- Born: 19 April 1833 London, England
- Died: 10 June 1912 (aged 79) Petersham, New South Wales
- Known for: Inaugural agent for the Australian Mutual Provident Society (AMP)
- Notable work: Co-founder of Sydney City Mission
- Board member of: Australian Mutual Provident Society (1892-5; 1896-1912)
- Spouses: Elizabeth Thomas (m. 1856; dec'd. 1887); Elizabeth Jane Cantilo (m. 1890);

= Benjamin Short =

Benjamin Short (19 April 1833 - 10 June 1912) was an English-born Australian insurance salesman and congregationalist evangelist.

== Early life ==
He was born in London to spice merchant William Short and Elizabeth Smith. He worked as a coachbuilder in England, and migrated to Sydney in 1860 to work in insurance. He had married Elizabeth Thomas on 22 July 1856; they had nine children.

== Working life ==

He was the first canvasser for the Australian Mutual Provident Society (AMP), and by the 1870s was lecturing on life insurance around New South Wales, Victoria and New Zealand. In 1881 he returned to Sydney as chief metropolitan agent for AMP, and in 1886 he retired to Bowral, New South Wales.
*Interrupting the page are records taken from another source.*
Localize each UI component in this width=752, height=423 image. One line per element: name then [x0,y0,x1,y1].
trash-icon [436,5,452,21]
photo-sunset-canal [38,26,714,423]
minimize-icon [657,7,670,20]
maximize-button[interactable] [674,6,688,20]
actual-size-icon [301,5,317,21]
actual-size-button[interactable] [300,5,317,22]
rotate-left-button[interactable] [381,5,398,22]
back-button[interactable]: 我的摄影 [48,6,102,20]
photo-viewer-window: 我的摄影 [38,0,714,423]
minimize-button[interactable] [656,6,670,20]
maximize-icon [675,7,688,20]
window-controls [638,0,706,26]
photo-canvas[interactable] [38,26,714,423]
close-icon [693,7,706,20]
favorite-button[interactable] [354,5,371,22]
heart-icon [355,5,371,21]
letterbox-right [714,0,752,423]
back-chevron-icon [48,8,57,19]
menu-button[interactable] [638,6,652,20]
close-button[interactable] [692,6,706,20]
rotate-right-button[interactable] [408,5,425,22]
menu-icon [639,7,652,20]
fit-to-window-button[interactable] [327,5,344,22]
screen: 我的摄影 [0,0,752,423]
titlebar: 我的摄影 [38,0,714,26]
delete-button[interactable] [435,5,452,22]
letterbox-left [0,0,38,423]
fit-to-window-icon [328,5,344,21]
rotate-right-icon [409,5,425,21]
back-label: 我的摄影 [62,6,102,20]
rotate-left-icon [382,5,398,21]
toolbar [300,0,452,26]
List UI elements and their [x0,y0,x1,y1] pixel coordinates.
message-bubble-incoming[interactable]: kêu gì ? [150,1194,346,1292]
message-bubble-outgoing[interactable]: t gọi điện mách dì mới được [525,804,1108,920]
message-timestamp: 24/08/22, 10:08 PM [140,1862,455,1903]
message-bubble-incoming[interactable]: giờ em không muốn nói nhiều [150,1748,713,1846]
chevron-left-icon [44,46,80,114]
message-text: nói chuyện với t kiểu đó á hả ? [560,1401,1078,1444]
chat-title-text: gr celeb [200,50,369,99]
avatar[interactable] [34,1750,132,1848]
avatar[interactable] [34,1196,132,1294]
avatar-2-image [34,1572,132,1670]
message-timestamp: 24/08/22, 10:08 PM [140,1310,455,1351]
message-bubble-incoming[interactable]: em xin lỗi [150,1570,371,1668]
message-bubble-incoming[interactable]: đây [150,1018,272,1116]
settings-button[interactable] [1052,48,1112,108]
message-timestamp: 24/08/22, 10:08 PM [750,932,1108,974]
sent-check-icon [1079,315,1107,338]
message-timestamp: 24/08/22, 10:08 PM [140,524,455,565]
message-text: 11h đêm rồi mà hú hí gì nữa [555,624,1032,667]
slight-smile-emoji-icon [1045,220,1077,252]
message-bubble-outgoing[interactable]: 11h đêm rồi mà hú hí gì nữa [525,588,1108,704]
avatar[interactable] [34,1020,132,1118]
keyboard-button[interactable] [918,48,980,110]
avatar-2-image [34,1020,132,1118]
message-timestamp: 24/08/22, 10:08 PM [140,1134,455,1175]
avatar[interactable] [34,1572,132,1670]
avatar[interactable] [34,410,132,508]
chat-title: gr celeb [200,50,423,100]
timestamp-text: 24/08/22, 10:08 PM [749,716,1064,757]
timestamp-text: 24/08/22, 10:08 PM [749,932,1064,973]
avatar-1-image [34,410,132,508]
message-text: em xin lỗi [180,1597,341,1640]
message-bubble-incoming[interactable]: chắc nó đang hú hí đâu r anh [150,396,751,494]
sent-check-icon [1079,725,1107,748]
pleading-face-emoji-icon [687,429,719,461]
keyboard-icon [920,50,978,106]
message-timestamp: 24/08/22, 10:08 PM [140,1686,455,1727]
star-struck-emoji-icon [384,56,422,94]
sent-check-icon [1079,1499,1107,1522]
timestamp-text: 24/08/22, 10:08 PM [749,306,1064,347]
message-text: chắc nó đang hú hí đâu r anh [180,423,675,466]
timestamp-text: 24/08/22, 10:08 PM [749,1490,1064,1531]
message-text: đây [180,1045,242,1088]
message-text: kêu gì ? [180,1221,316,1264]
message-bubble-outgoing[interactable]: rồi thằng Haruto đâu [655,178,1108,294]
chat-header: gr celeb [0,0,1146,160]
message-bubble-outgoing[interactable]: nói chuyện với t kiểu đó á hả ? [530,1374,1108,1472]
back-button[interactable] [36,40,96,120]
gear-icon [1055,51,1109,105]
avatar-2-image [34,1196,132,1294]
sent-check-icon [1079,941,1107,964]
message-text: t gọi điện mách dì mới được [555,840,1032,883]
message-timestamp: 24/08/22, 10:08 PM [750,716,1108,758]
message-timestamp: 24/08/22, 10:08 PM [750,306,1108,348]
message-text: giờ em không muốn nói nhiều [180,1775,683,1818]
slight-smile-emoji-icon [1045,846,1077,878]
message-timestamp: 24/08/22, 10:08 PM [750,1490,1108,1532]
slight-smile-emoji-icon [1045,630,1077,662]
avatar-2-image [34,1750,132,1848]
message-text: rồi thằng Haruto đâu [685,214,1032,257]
In 1887 and 1891 Short unsuccessfully ran for the AMP Board, winning on a reform platform in 1892. He lowered interest rates and equalised insurance for men and women; he retired due to limited terms in 1895 and was re-elected in 1896, and with the abandonment of limited terms served until his death. He was also involved in politics, running unsuccessfully for the New South Wales Legislative Assembly as a Free Trader in 1894 and 1895.

== Sydney City Mission ==
Short's involvement with religion began in London with the London City Mission. He co-founded the Sydney City Mission in 1862 and was its secretary from 1863 to 1868. He was also a member of YMCA.

== Later life ==
In his retirement became a travelling evangelist. His wife died in 1887 and he married Elizabeth Jane Cantilo on 20 January 1890. Short died of influenza at Petersham in 1912.